Some 314 cases amongst local and central government were “resolved informally” and seven further councils were required by court to take action, including Mansfield, Luton Borough Council – on two occasions - and Royal Borough of Windsor and Maidenhead.

There were 12 local government cases were either a court order or enforcement was served.
Police departments were tagged as concerns on 33 separate occasions. Potential criminal breaches were discovered on three occasions and enforcement teams investigated departments 61 times throughout the year.

Retail and Internet Firms

Almost 20 internet companies were subject to enforcements or possible criminal investigation following serious breaches.
There were 24 serious breaches in the retail sector, including UK grocery store Asda after it published personal data online and an employee lost a USB with confidential information.

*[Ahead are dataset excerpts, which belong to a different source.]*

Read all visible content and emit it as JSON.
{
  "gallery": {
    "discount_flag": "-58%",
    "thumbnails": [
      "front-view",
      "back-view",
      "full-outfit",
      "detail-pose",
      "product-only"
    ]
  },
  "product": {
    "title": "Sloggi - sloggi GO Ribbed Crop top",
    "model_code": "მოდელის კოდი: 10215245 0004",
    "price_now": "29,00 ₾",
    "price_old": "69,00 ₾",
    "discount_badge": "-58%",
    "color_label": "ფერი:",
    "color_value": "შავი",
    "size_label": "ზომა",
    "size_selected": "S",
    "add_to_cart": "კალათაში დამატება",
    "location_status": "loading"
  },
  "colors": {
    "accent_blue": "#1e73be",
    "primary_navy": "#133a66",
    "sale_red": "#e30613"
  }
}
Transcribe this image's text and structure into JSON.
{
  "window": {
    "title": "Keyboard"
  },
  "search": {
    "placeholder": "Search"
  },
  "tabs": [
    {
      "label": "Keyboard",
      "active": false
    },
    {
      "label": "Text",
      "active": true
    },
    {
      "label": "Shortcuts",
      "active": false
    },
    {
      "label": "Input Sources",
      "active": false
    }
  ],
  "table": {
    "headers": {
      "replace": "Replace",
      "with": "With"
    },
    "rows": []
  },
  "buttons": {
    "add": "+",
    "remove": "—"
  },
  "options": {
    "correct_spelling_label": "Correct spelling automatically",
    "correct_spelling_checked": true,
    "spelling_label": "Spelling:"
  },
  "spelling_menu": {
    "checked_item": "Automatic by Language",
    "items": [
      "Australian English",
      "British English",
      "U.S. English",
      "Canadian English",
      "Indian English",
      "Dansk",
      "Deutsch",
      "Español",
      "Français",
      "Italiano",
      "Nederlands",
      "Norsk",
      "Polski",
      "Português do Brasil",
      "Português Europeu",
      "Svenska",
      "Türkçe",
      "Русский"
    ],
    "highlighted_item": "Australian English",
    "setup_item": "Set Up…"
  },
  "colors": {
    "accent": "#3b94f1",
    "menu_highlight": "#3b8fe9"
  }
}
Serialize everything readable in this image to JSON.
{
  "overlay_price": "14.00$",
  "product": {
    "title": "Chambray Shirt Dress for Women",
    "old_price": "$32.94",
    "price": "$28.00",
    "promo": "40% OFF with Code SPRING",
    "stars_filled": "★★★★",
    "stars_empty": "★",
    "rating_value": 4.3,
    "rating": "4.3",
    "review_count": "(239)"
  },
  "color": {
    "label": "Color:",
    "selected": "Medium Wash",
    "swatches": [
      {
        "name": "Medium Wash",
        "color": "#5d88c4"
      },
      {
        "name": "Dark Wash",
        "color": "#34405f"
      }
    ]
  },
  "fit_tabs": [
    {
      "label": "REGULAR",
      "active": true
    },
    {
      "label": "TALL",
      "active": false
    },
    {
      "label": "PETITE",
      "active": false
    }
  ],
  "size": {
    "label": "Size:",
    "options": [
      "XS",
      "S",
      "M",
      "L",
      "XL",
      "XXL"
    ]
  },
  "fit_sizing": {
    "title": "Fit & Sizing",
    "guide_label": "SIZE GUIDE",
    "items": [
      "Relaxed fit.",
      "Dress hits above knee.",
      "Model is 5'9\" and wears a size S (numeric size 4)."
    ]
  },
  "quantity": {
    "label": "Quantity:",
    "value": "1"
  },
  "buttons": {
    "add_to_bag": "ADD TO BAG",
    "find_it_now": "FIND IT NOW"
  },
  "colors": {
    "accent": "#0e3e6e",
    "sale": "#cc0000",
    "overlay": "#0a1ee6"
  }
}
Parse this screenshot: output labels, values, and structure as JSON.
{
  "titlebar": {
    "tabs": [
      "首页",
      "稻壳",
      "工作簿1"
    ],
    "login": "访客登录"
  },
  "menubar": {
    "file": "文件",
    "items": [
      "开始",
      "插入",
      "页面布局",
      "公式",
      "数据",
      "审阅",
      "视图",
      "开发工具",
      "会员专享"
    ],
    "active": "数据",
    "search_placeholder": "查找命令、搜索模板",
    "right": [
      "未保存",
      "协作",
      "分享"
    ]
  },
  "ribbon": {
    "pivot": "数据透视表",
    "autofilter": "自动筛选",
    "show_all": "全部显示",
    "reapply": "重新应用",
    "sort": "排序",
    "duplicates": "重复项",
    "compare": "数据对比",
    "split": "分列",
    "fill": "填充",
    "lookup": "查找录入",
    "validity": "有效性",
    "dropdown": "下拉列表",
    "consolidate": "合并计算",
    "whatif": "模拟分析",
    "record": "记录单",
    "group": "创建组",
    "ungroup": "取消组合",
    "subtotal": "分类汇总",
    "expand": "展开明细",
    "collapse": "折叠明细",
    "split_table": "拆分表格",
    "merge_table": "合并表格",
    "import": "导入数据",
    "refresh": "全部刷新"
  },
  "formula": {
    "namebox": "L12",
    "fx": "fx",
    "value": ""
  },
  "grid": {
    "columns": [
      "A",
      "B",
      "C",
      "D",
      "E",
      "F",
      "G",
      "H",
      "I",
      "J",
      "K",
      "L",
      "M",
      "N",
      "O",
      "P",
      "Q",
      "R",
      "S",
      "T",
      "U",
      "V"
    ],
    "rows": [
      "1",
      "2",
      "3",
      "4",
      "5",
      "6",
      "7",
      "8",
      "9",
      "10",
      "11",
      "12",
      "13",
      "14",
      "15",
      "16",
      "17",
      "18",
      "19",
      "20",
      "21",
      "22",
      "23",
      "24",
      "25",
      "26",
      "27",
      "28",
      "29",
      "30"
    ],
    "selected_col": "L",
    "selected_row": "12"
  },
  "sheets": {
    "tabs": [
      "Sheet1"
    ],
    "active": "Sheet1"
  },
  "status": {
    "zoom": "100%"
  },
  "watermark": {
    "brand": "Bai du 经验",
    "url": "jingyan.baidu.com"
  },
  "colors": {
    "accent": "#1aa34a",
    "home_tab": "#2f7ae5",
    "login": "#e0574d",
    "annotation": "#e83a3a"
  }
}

Insurance and Utility Providers

Almost 40 insurance providers were listed as a concern by the ICO and a further 24 were serious enough to be investigated by the enforcement team. In five cases this included a potential criminal breach.

Meanwhile, there were seven instances where utility companies were investigated for potential criminal breaches, all of which were informally resolved. One instance included hacking of a database and another included an error in a mail-merge which revealed personal data of its customers.


There is no doubt these fines will make data protection a boardroom issue and will require companies to carefully review what they need to do to comply. Data loss and breaches can damage business reputation, as well as cause untold stress to the individuals involved.

Ross Brewer, vice president and managing director for international markets, LogRhythm, commented:  "The ICO seems to be taking data security more seriously and organisations will have no choice but to take heed if they wish to avoid the financial and reputational repercussions of a breach. With the growing number of fines that the ICO is dishing out, it will be much easier for the public to identify those organisations that are being irresponsible with their data.”